What are the most important parts of product positioning? How do you get the rest of the company aligned on positioning?
Going to cop out on this one a little bit (all the parts are important!) and just tell you how we did it at HubSpot. There are many ways to slice it but our approach has worked really well for us.
We always start with the change in the world. How people are different today, where they are headed and why. This is a great set up and will quickly give your positioning context and root it in a specific market and audience.
We then talk about how businesses (or whoever your persona is) has to adapt to those changes. This should establish some very serious stakes and not be related to your product at all. Higher level strategy about what the ideal way to approach it is.
From there we talk about how hard it is to do this, the tools you’d need, the strategy you’d need, and anything else that shows it’s very hard.
At that point we’re really well set up to introduce our product and solution.
If I had to pick one thing I love right now, it’d be a single page mock story. A narrative driven doc that walks the read through the above, but through the lens of an actual (made up) person. Those docs are fun to read, communicate all the important bits, and get people excited (which translates to buy-in).
If I had to pick one thing, it is your core value proposition. Everyone should understand what your solution/benefit statement is. We use this format "We help you, so you can..". Secondly, everyone should know what makes your product unique - why are you different/better than your competitors.
Next, you want to make sure that people really know your elevator pitch - this does not have to be the long, detailed pitch but the quick elevator pitch you would want them to use if they were, lets say at a dinner party and their friend asked where they work -- what do you want them to say?
I mentioned this in an earlier questions, but you need to treat messaging like an internal campaign. You have do the work around rolling it out to customers, but you also need to roll this out internally.
- Make sure you bring key stakeholders along the journey - get their feedback in developing it so they are bought in from the start and feel a sense of ownership
- Make sure you have a well-thought out rollout plan - deliver the message in different formats and deliver it over time to ensure it lands
- Make it fun and engaging - swag also helps! We created stickers with our new messaging (but you can do Tshirts, etc)
- Make the information easy to access and available for self-serve
There's very little I can say that someone like April Dunford hasn't said better and I find her approach relevant across b2b (where she developed it) and b2c. The following homework is required, in my experince, to generate a high-value positioning that can drive messaging, brand, and all gtm strategy, planning and execution:
- Hopefully, you've got some customers who really love your product and it's essential to understand what they think is so amazing about it.
- Understand your true competition - if these customers didn't have you to solve their problem, who would they turn to?
- Perform an objective and very sober comparision between your product and those competitors. What is truly different and unique about your product? Think functionally here. We know how hard this can be and how much pressure there can be on us to exaggerate our differentiation. We must resist - the business needs us to be truth-tellers.

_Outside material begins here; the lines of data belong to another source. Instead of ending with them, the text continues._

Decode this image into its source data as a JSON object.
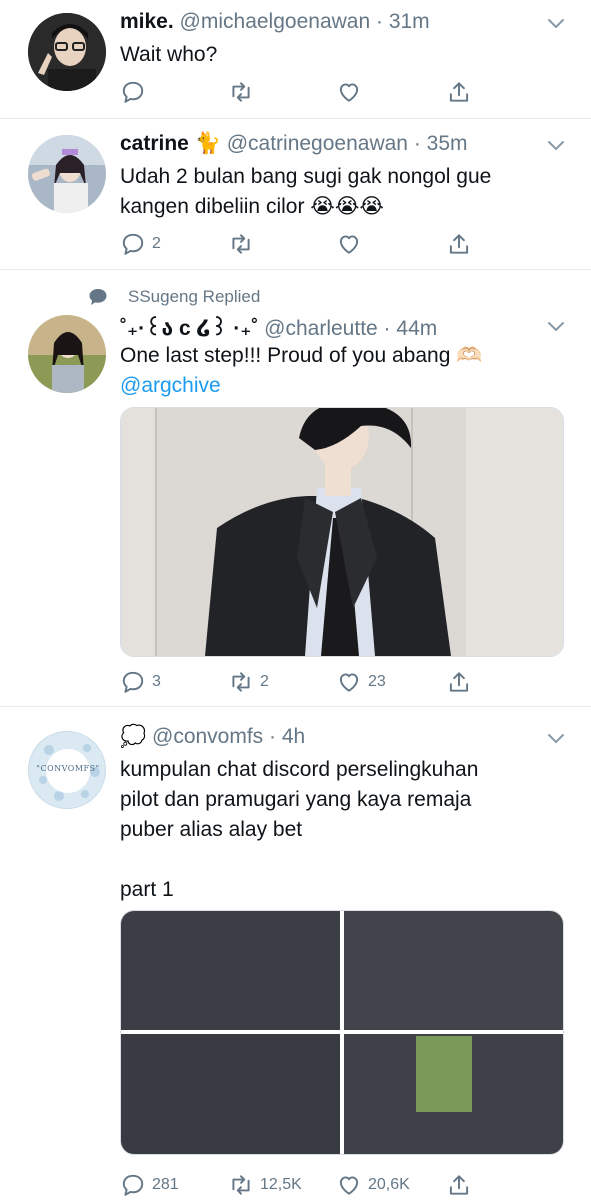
{
  "tweets": [
    {
      "name": "mike.",
      "handle": "@michaelgoenawan",
      "time": "31m",
      "text": [
        "Wait who?"
      ],
      "replies": "",
      "retweets": "",
      "likes": ""
    },
    {
      "name": "catrine 🐈",
      "handle": "@catrinegoenawan",
      "time": "35m",
      "text": [
        "Udah 2 bulan bang sugi gak nongol gue",
        "kangen dibeliin cilor 😭😭😭"
      ],
      "replies": "2",
      "retweets": "",
      "likes": ""
    },
    {
      "context": "SSugeng Replied",
      "name": "˚₊·꒰ა c ໒꒱ ·₊˚",
      "handle": "@charleutte",
      "time": "44m",
      "text": [
        "One last step!!! Proud of you abang 🫶🏻"
      ],
      "mention": "@argchive",
      "replies": "3",
      "retweets": "2",
      "likes": "23"
    },
    {
      "name": "💭",
      "handle": "@convomfs",
      "time": "4h",
      "text": [
        "kumpulan chat discord perselingkuhan",
        "pilot dan pramugari yang kaya remaja",
        "puber alias alay bet",
        "",
        "part 1"
      ],
      "avatar_text": "\"CONVOMFS\"",
      "replies": "281",
      "retweets": "12,5K",
      "likes": "20,6K"
    }
  ],
  "colors": {
    "accent": "#1d9bf0",
    "muted": "#657786",
    "separator": "#e6ecf0"
  },
  "icons": [
    "reply-icon",
    "retweet-icon",
    "like-icon",
    "share-icon",
    "chevron-down-icon",
    "speech-bubble-icon"
  ]
}
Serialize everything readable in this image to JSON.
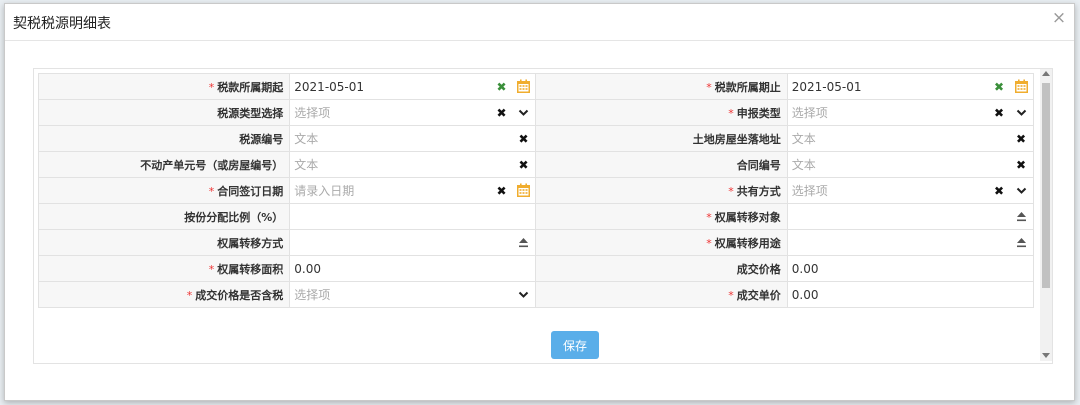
{
  "dialog": {
    "title": "契税税源明细表",
    "close_label": "×"
  },
  "rows": [
    {
      "left": {
        "label": "税款所属期起",
        "required": true,
        "value": "2021-05-01",
        "placeholder": "",
        "icons": [
          "clear-green",
          "calendar"
        ]
      },
      "right": {
        "label": "税款所属期止",
        "required": true,
        "value": "2021-05-01",
        "placeholder": "",
        "icons": [
          "clear-green",
          "calendar"
        ]
      }
    },
    {
      "left": {
        "label": "税源类型选择",
        "required": false,
        "value": "",
        "placeholder": "选择项",
        "icons": [
          "clear",
          "chevron"
        ]
      },
      "right": {
        "label": "申报类型",
        "required": true,
        "value": "",
        "placeholder": "选择项",
        "icons": [
          "clear",
          "chevron"
        ]
      }
    },
    {
      "left": {
        "label": "税源编号",
        "required": false,
        "value": "",
        "placeholder": "文本",
        "icons": [
          "clear"
        ]
      },
      "right": {
        "label": "土地房屋坐落地址",
        "required": false,
        "value": "",
        "placeholder": "文本",
        "icons": [
          "clear"
        ]
      }
    },
    {
      "left": {
        "label": "不动产单元号（或房屋编号）",
        "required": false,
        "value": "",
        "placeholder": "文本",
        "icons": [
          "clear"
        ]
      },
      "right": {
        "label": "合同编号",
        "required": false,
        "value": "",
        "placeholder": "文本",
        "icons": [
          "clear"
        ]
      }
    },
    {
      "left": {
        "label": "合同签订日期",
        "required": true,
        "value": "",
        "placeholder": "请录入日期",
        "icons": [
          "clear",
          "calendar"
        ]
      },
      "right": {
        "label": "共有方式",
        "required": true,
        "value": "",
        "placeholder": "选择项",
        "icons": [
          "clear",
          "chevron"
        ]
      }
    },
    {
      "left": {
        "label": "按份分配比例（%）",
        "required": false,
        "value": "",
        "placeholder": "",
        "icons": []
      },
      "right": {
        "label": "权属转移对象",
        "required": true,
        "value": "",
        "placeholder": "",
        "icons": [
          "upload"
        ]
      }
    },
    {
      "left": {
        "label": "权属转移方式",
        "required": false,
        "value": "",
        "placeholder": "",
        "icons": [
          "upload"
        ]
      },
      "right": {
        "label": "权属转移用途",
        "required": true,
        "value": "",
        "placeholder": "",
        "icons": [
          "upload"
        ]
      }
    },
    {
      "left": {
        "label": "权属转移面积",
        "required": true,
        "value": "0.00",
        "placeholder": "",
        "icons": []
      },
      "right": {
        "label": "成交价格",
        "required": false,
        "value": "0.00",
        "placeholder": "",
        "icons": []
      }
    },
    {
      "left": {
        "label": "成交价格是否含税",
        "required": true,
        "value": "",
        "placeholder": "选择项",
        "icons": [
          "chevron"
        ]
      },
      "right": {
        "label": "成交单价",
        "required": true,
        "value": "0.00",
        "placeholder": "",
        "icons": []
      }
    }
  ],
  "save_label": "保存",
  "colors": {
    "save_button": "#5aaee9",
    "required_mark": "#e33333",
    "calendar": "#f0ad2e",
    "clear_green": "#3a8f3a"
  }
}
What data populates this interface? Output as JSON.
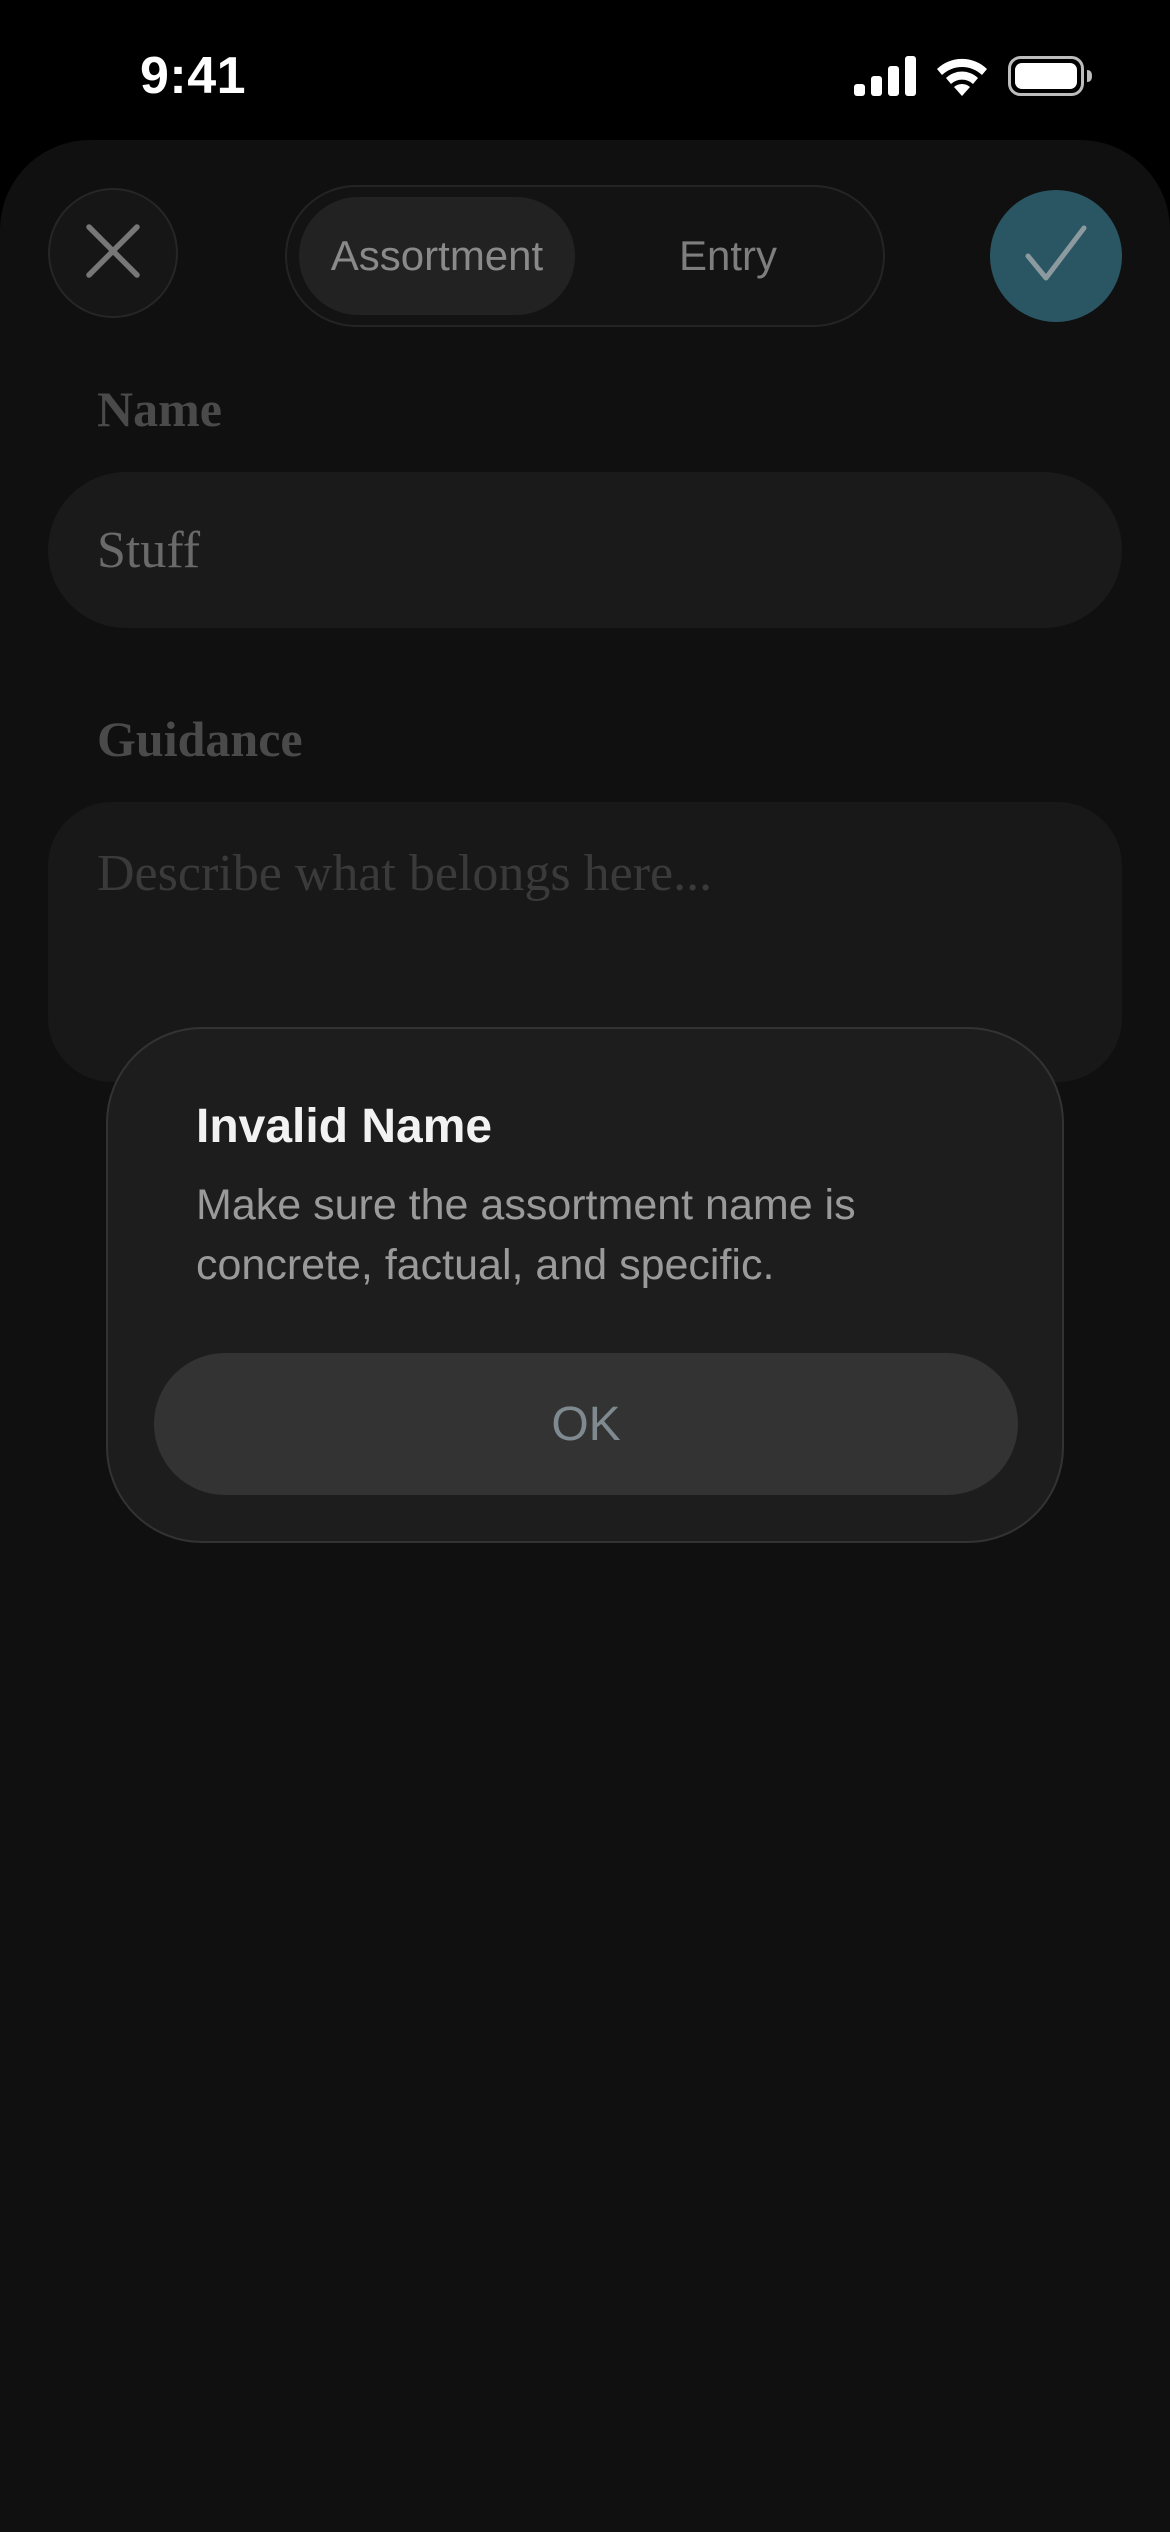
{
  "status_bar": {
    "time": "9:41",
    "icons": [
      "cellular-signal-icon",
      "wifi-icon",
      "battery-icon"
    ]
  },
  "header": {
    "close_icon": "close-icon",
    "tabs": [
      {
        "label": "Assortment",
        "selected": true
      },
      {
        "label": "Entry",
        "selected": false
      }
    ],
    "confirm_icon": "checkmark-icon"
  },
  "form": {
    "name_label": "Name",
    "name_value": "Stuff",
    "guidance_label": "Guidance",
    "guidance_placeholder": "Describe what belongs here..."
  },
  "alert": {
    "title": "Invalid Name",
    "message": "Make sure the assortment name is concrete, factual, and specific.",
    "ok_label": "OK"
  },
  "colors": {
    "background": "#000000",
    "sheet": "#101010",
    "accent": "#2a5664",
    "alert_background": "#1d1d1d"
  }
}
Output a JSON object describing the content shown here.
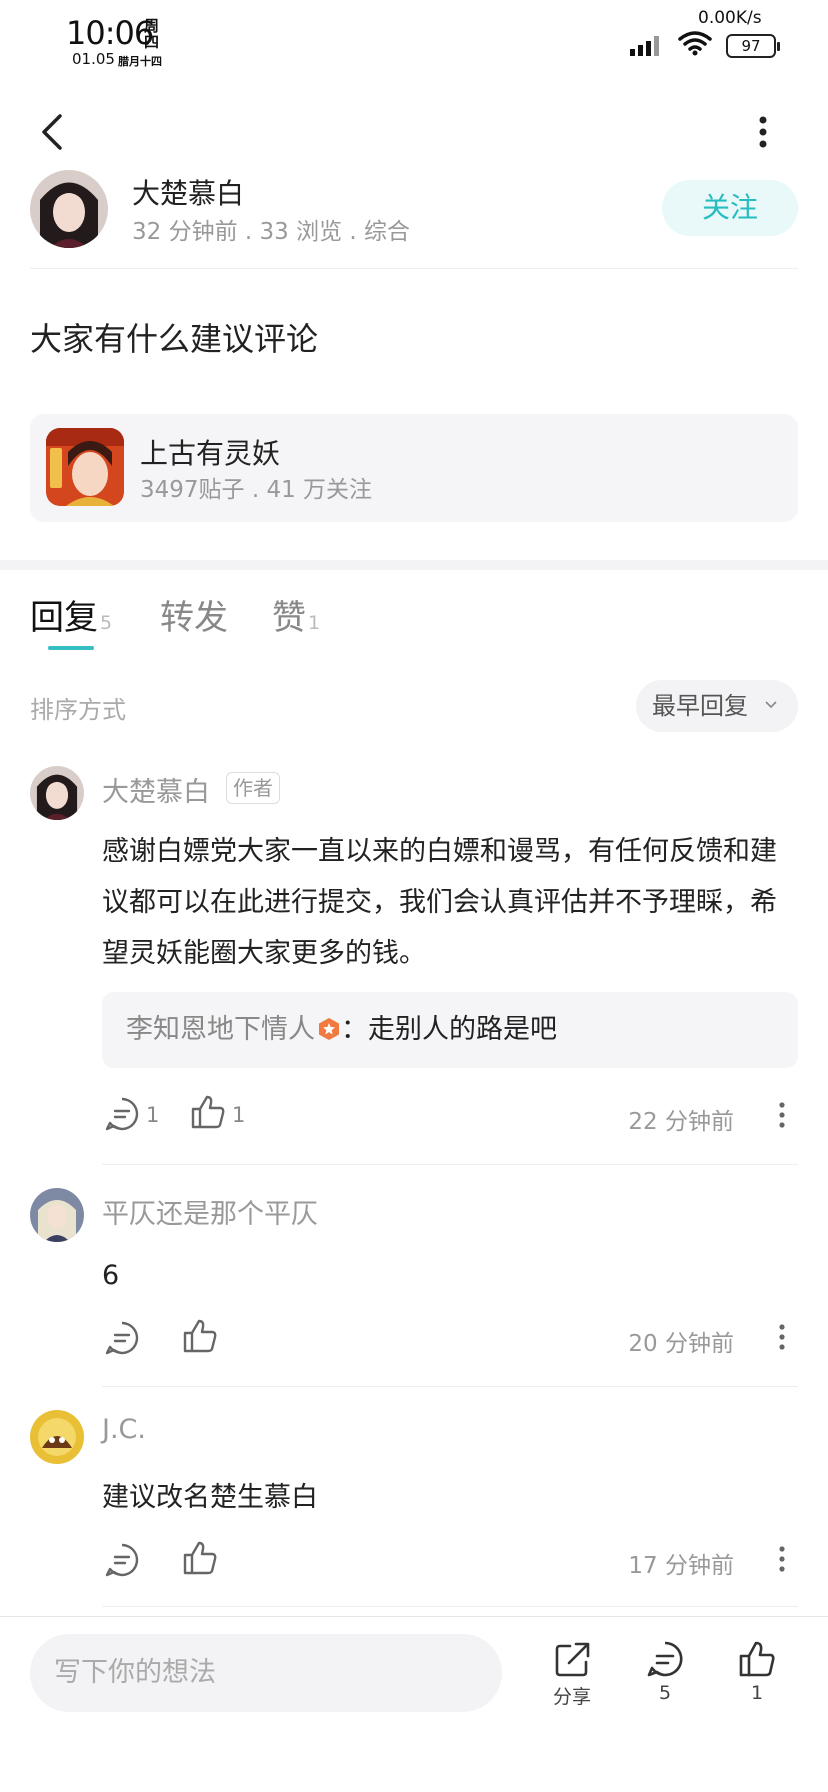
{
  "status": {
    "time": "10:06",
    "weekday": "周四",
    "date": "01.05",
    "lunar": "腊月十四",
    "net_speed": "0.00K/s",
    "battery": "97"
  },
  "author": {
    "name": "大楚慕白",
    "meta": "32 分钟前 . 33 浏览 . 综合",
    "follow_label": "关注"
  },
  "post": {
    "title": "大家有什么建议评论"
  },
  "forum": {
    "name": "上古有灵妖",
    "meta": "3497贴子 . 41 万关注"
  },
  "tabs": [
    {
      "label": "回复",
      "count": "5"
    },
    {
      "label": "转发",
      "count": ""
    },
    {
      "label": "赞",
      "count": "1"
    }
  ],
  "sort": {
    "label": "排序方式",
    "value": "最早回复"
  },
  "comments": [
    {
      "name": "大楚慕白",
      "tag": "作者",
      "text": "感谢白嫖党大家一直以来的白嫖和谩骂，有任何反馈和建议都可以在此进行提交，我们会认真评估并不予理睬，希望灵妖能圈大家更多的钱。",
      "reply": {
        "name": "李知恩地下情人",
        "sep": "：",
        "text": "走别人的路是吧"
      },
      "comment_count": "1",
      "like_count": "1",
      "time": "22 分钟前"
    },
    {
      "name": "平仄还是那个平仄",
      "text": "6",
      "comment_count": "",
      "like_count": "",
      "time": "20 分钟前"
    },
    {
      "name": "J.C.",
      "text": "建议改名楚生慕白",
      "comment_count": "",
      "like_count": "",
      "time": "17 分钟前"
    }
  ],
  "bottom": {
    "placeholder": "写下你的想法",
    "share_label": "分享",
    "comment_count": "5",
    "like_count": "1"
  },
  "colors": {
    "accent": "#35bfc2",
    "follow_bg": "#e9f8f8",
    "badge": "#f07a40"
  }
}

- Play our role as translators and describe those functional/feature differences in terms of the benefits and value they provide customers. What's the point of our differentiation? What does it enable that nothing else can?
- Identify the segment(s) who will care about unlocking that value.
- Help that segment understand who you are by picking a frame of reference for the category you play in that makes conceptual sense to them. Here, it's really worth just picking up Obviously Awesome for the discussion strategic choices in picking marketing categories.
In terms of alignment, the number one thing we can do is stop saying things like "product marketing owns positioning". This doesn't help anyone. Instead, make it a team sport. When you can help everyone in the business to be a truth-teller and get everyone sharing the same set of assumptions, you'll be amazed at how much of the usual back and forth between product/sales/marketing goes away.
Make your key stakeholders accountable to the creation and success of positioning and listen their feedback after you launch. You're most likely going to change positioning frequently and look at each change as an opportunity to build better alignment.
The most important aspects of product positioning are to have a thorough understanding the customer and the competition. Your positioning statement expresses a benefit that solves a pressing customer problem, and needs to be unique – you are making a claim no other competitor is making.
The most effective way to get the rest of the company aligned behind your positioning is to involve as many stakeholders as possible through the process. Start by creating a team of four to six key stakeholders who are tasked with creating new positioning.
As team members brainstorm positioning options, they share their ideas with other stakeholders who need to buy into the final result. Once the team is confident that its work is supported throughout the company, get management approval to insure management team members use the proposed positioning.